È un appello accorato, concreto e, perciò, azzeccato, quello che il card. Angelo Bagnasco pone nella sua prolusione, rivolgendosi ad una Italia, o più precisamente ad un popolo "attonito". Il discorso, come è nel suo stile, parte dalla realtà. Parla dei suicidi in carcere, del gioco d’azzardo, delle tendenze eutanasiche, lasciando vecchi e malati senza cure, parla del lavoro che non c’è, dei giovani, ripete chiaramente che evadere le tasse è peccato. Invita anche a "scongiurare il rischio autolesionismo", ricorda un tessuto di accoglienza e di sostegno che funziona, i segnali positivi sull’export, le eccellenze, la lotta alla criminalità organizzata.
La crisi c’è, è una crisi globalizzata e, incalza il presidente della Cei, "non ci sarà alcuna palingenesi miracolosa, però si deve tentare di riaggiustare il sistema".
Certo, ci sono anche le considerazioni sul momento politico, con il giudizio positivo sull’"esecutivo di buona volontà", che sta affrontando le emergenze.
Ma la questione di fondo è espressa con un auspicio: "Desidereremmo chiedere alla classe intellettuale del nostro Paese di voler accettare un libero confronto su simili istanze", cioè le questioni di sostanza, a proposito del "vero bene umano".
È arduo, è difficile, perché ovviamente nella crisi il primo riflesso è irrigidirsi, e anche scommettere di lucrare sul conflitto.

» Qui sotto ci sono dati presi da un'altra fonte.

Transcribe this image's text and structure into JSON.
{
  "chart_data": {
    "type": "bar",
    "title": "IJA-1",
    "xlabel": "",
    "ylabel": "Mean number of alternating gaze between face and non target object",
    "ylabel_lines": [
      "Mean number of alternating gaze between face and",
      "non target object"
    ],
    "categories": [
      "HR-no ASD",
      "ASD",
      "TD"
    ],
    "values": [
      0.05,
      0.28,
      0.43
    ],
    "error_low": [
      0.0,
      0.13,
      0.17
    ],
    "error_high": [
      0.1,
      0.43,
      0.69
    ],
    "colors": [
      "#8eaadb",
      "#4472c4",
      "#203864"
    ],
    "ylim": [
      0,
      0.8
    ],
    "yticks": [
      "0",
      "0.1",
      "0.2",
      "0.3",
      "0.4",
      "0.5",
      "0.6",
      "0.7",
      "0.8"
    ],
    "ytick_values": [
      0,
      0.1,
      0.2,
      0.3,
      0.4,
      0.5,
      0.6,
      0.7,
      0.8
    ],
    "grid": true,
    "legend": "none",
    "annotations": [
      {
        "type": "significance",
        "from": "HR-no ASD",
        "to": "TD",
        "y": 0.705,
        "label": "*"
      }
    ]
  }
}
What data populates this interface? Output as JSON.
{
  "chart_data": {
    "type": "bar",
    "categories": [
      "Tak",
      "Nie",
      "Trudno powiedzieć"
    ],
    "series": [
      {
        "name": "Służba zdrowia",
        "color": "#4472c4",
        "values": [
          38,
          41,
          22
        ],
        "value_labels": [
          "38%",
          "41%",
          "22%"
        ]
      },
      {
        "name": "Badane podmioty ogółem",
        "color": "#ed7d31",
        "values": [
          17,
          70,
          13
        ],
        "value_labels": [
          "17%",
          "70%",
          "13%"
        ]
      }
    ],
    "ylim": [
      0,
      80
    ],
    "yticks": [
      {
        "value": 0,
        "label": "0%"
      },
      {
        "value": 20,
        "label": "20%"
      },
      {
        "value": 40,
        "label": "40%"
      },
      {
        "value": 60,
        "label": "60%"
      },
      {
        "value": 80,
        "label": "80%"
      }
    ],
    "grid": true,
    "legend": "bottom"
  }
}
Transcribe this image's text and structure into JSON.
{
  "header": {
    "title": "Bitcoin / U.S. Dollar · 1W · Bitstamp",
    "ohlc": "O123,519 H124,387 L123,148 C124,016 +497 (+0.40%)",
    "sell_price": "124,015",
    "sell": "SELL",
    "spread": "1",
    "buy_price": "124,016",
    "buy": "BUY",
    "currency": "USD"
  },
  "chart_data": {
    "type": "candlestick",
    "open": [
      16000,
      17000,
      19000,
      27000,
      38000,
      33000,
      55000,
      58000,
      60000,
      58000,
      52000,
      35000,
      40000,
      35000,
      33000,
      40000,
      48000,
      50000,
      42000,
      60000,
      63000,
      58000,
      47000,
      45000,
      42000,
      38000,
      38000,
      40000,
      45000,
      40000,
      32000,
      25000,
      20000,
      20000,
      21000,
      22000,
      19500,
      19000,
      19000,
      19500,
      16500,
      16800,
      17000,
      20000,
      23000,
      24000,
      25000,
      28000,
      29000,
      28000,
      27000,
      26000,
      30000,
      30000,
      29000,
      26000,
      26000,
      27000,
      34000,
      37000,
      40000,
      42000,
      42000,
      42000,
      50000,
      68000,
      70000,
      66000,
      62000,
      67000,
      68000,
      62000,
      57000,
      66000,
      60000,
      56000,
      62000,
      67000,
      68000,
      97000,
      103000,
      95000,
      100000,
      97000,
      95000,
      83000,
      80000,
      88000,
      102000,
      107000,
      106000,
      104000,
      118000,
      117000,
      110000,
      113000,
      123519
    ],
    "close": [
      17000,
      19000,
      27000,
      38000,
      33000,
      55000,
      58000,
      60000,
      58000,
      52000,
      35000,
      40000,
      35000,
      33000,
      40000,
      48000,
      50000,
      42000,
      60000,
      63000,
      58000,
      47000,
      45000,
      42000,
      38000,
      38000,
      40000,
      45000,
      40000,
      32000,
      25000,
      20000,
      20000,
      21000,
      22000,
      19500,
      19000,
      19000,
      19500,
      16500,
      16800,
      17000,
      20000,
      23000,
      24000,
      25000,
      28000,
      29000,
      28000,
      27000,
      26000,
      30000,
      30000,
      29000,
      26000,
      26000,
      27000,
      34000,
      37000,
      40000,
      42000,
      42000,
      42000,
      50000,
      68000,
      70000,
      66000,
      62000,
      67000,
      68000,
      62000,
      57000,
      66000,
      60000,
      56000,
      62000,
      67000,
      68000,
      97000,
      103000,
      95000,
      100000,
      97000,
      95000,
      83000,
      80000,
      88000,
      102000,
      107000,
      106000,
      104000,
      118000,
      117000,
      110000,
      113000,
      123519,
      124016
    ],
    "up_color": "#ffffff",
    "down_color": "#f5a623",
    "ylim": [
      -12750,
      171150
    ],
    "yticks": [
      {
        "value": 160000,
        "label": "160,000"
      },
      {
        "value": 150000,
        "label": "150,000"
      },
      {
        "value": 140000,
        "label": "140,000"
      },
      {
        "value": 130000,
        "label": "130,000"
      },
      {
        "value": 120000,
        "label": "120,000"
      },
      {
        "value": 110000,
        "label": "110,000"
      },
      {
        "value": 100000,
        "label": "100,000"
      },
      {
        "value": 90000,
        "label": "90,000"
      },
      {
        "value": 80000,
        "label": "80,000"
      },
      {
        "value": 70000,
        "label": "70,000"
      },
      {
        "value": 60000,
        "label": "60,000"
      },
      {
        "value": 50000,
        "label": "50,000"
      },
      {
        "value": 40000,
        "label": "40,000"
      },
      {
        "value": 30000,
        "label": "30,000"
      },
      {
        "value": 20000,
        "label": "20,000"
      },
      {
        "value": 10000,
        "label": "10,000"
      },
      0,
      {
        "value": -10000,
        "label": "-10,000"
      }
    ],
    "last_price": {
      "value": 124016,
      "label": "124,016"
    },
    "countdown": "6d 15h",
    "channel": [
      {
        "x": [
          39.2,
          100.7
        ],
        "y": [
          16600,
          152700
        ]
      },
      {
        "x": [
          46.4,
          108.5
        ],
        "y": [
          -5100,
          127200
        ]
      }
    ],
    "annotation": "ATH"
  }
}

Tuttavia, c’è bisogno proprio di puntare all’essenziale. Ecco, allora, le parole antiche, che sono poi i pilastri e i fondamenti, da cui bisogna partire e su cui bisogna sempre ritornare: vita e famiglia, lavoro e partecipazione, libertà e relazione, politica e rappresentanza. Ecco l’invito a riprendere il filo di un ragionamento condiviso e comune su questi grandi temi, senza preclusioni, senza pregiudizi polemici e inutili, senza contrapposizioni che portano solo ad esasperare il clima.
Ci sono dei rischi sistemici gravi. Per questo, invita a ragionare sulle reti della globalizzazione, le tecnostrutture, i poteri globali che tendono "a ridurre l’uomo in solitudine perché sia meglio manipolabile", una "tecnocrazia transnazionale anonima che rischia di prevalere sulle forme della democrazia fino a qui conosciute".
Insomma, siamo sul crinale. E la Chiesa vuole fare il suo mestiere: la Chiesa e i cattolici sono disponibili, al di là delle fuorvianti questioni sul partito. Comincerà l’Anno della fede, voluto dal Papa, poi ci sono le iniziative da Todi, al Progetto culturale, a Retinopera per portare "un pensiero forte e originale, cioè non conformista" nel dibattito pubblico.
Perché uno dei maggiori contributi in questa stagione di crisi, da un lato, è la fiducia, dall’altro, sono i fondamenti, la capacità di orientarsi, che comincia dall’interno della persona. La crisi dell’Europa, ripete il Papa, è prima di tutto una crisi della fede. E questo ateismo pratico produce stallo.
Siamo sul crinale, certo, ma lavorando, lavorando molto e bene, ci sono le risorse per raddrizzare, recuperare, migliorare, aggiustare, rinnovare, risanare e così crescere davvero.